Gebrauchtkaufberatung

Honda CBF 600/S

Die handlichen Vierzylinder-Schwestern CBF 600 und CBF 600 S zählen seit 2004 zu den beliebtesten Allround-Motorrädern Deutschlands. ABS-Option, günstiger Preis, Ergonomiepaket – was will man mehr?
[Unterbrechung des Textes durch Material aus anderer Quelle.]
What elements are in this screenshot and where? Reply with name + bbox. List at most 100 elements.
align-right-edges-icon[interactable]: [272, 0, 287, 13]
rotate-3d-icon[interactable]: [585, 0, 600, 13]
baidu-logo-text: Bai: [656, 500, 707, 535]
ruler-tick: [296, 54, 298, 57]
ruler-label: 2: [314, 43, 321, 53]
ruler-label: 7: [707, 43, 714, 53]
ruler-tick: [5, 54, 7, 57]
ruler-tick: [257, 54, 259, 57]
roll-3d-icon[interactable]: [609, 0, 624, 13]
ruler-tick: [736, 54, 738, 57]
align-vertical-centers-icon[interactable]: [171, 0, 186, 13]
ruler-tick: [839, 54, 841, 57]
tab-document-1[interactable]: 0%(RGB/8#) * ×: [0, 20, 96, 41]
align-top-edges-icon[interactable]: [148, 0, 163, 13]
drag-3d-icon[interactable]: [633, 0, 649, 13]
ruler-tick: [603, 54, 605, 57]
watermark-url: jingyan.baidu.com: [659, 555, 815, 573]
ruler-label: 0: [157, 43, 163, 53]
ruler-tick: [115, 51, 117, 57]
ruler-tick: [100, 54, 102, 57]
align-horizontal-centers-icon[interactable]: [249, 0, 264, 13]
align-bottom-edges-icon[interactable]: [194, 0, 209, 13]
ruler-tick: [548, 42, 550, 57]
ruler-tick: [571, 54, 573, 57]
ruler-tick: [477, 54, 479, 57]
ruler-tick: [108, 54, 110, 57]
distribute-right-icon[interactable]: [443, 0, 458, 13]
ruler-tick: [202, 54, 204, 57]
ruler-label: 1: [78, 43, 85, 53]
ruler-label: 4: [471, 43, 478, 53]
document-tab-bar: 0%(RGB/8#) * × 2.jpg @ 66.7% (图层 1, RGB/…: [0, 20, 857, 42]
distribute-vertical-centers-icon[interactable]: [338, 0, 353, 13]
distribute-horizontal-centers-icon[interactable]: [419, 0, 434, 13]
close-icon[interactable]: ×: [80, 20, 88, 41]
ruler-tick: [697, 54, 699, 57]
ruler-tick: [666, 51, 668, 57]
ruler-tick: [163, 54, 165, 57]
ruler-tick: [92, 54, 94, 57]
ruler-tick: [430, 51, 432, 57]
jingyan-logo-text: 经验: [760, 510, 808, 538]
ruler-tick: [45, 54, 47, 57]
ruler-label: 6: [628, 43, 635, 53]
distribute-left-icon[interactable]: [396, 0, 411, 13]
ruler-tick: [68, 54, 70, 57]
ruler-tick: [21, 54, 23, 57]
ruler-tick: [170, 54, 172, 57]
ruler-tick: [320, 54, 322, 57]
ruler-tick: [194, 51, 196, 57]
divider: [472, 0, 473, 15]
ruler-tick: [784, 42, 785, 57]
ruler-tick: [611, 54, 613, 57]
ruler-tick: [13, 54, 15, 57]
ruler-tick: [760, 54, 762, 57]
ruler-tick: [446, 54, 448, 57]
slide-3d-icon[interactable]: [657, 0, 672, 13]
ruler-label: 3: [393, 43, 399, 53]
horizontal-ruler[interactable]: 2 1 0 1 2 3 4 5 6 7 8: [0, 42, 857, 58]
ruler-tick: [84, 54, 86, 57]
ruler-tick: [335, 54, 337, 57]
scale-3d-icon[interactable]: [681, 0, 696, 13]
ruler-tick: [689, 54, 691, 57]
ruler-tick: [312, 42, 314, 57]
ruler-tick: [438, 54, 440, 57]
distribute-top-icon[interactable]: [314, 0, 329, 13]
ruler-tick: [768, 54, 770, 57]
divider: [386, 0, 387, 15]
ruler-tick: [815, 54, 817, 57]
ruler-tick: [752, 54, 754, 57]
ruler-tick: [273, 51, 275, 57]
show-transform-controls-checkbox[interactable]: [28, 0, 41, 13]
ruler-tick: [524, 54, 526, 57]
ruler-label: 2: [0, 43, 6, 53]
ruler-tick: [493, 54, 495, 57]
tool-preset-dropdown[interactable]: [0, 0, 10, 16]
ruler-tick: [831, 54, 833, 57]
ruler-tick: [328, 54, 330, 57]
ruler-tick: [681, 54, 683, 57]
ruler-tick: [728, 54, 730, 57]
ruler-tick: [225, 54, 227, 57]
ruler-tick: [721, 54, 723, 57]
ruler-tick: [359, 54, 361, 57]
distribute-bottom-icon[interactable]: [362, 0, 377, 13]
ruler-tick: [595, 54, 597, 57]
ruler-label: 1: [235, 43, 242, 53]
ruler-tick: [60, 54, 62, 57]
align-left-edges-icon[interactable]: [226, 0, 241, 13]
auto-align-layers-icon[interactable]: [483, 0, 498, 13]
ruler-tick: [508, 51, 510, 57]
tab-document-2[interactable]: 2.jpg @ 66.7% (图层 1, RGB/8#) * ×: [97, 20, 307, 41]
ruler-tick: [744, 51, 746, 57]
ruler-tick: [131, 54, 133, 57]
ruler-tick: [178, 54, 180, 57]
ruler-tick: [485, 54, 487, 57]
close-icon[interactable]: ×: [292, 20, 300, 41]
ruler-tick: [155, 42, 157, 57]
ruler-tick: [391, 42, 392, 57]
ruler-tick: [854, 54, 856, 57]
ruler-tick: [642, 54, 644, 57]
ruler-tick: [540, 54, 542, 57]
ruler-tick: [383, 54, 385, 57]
Für preisgünstige, zuverlässige und handliche Motorräder ist stets Bedarf. Dass ein preiswerterer Allrounder prima dazu taugt, die Massen zu mobilisieren, hat Suzukis 600er-Bandit Mitte der 90er bewiesen, und Honda setzt dieses Erfolgsrezept seit 2004 mit den CBF 600-Schwestern um. Grundsolide Hausmannskost, aufgewertet durch ABS, Ergonomiepaket und zigtausendfach bewährte Motormechanik – kein Wunder, dass binnen vier Jahren mehr als 16.000 Menschen zugriffen.

Die Mehrheit entschied sich für die verkleidete CBF 600 S, und das für 600 Euro Aufpreis angebotene ABS ist bei beiden Varianten fast immer mit an Bord. Die veränderbare Ergonomie – dreifach höheneinstellbarer Fahrersitz plus variable Lenkerböckchen, bei der »S« zusätzlich höheneinstellbare Scheibe – lockt Anfänger wie Wiedereinsteiger, alte Hasen erfreuen sich an ausgewogenem Handling und gut kontrollierbarer Leistung in einem straffen, aber durchaus komfortablen Fahrwerk.

Was an den CBF-Modellen ein wenig nervt, ist schnell aufgezählt. Erstens: Der ursprünglich aus Hornet 600 bzw. CBR 600 F stammende Motor hat bei der Drosselung auf 78 PS Leistung jegliches Aggressionspotenzial eingebüßt (gewollt) und geht im mittleren Drehzahlbereich nur dann richtig gut, wenn fleißig geschaltet wird. Zweitens: Die Spiegel sitzen zu weit innen, allerdings nur bei den Jahrgängen 2004/05; 2006 gab’s längere Spiegelausleger plus Blinkergläser in Klarglasoptik – abgesehen von neuen Farben die einzige »Modellpflege« bis 2007.

Die Auswahl an Gebrauchten ist groß – dominant: die S-Version –, die Laufleistung der meisten Exemplare ist noch sehr niedrig. Bei der Besichtigung einer CBF mit mehr als 20.000 km checken, ob die 24.000er-Inspektion erledigt worden ist: Dann ist die zeitaufwendige Ventilspielkontrolle fällig. Nicht billig ist Drosseln auf 34 PS (vier Ansaugstutzen, ca. 110 Euro plus Arbeitszeit), Umrüsten von 34 auf 78 PS kostet noch mal ca. 20 Euro mehr.

Neben den Routinekontrollen sollte man auf die Teile achten, die bei einem Umfaller oder Sturz beschädigt werden: Schalldämpfer, Lenkerenden, Lenkkopfanschlag, Verkleidung (S), Trägerplatten der Fußrasten. Bei der CBF 600 S die Gummiblenden der Verkleidungsscheibe auf beschädigte Haltepfropfen und bei beiden Varianten den Lack um die Gepäck-Haltezapfen auf Kratzer prüfen.